Para complicar as negociações russas pela paz também estão as ações do Irã. Na Síria, a República Islâmica não é um aliado ferrenho e sim um concorrente amigável de Moscou, que visa controlar as regiões fronteiriças com o Iraque. Isso é essencial para o eixo xiita que se estende do Irã ao sul do Líbano. A revolta da tribo al-Uqaydat é apoiada por Nawaf al-Bashir, o xeque de uma tribo sunita aliada aos iranianos. Tudo isso torna os americanos extremamente reativos, uma vez que correm o risco de um confronto em várias frentes com tribos árabes e emissários iranianos na véspera das eleições presidenciais dos EUA em novembro. E para agitar ainda mais Washington é o acordo diplomático russo-turco capaz de tornar os americanos irrelevantes no processo de paz na Síria.
Nesse cenário, é fácil entender porque os americanos não lutaram contra a ofensiva do Estado Islâmico que ameaça principalmente territórios governamentais. O misterioso ataque que atingiu o principal gasoduto do país, paralisando a Síria, se enquadra nesta complexa guerra de baixa intensidade travada em dezenas de frentes.
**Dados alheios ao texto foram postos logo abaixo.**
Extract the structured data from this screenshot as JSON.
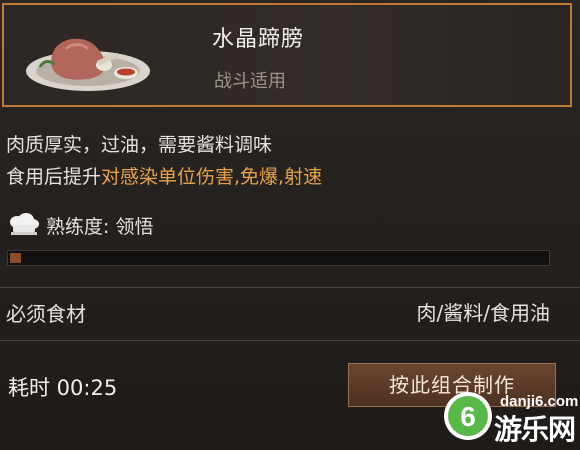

O ataque atribuído por fontes americanas ao Estado Islâmico não foi reivindicado pelo grupo terrorista ainda, o que o Estado Islâmico em anos anteriores teria orgulhosamente reivindicado. Mas o Estado Islâmico tem se envolvido em uma guerra de guerrilha há muitos anos e está conduzindo ataques muito mais complexos. Esses ataques sugerem que o Estado Islâmico está tomando uma direção sofisticada – uma direção comprometida em trazer turbulência em uma região relativamente pacificada da Síria e fomentar confrontos quando o Kremlin está em busca de uma solução diplomática. Os EUA apenas assistem.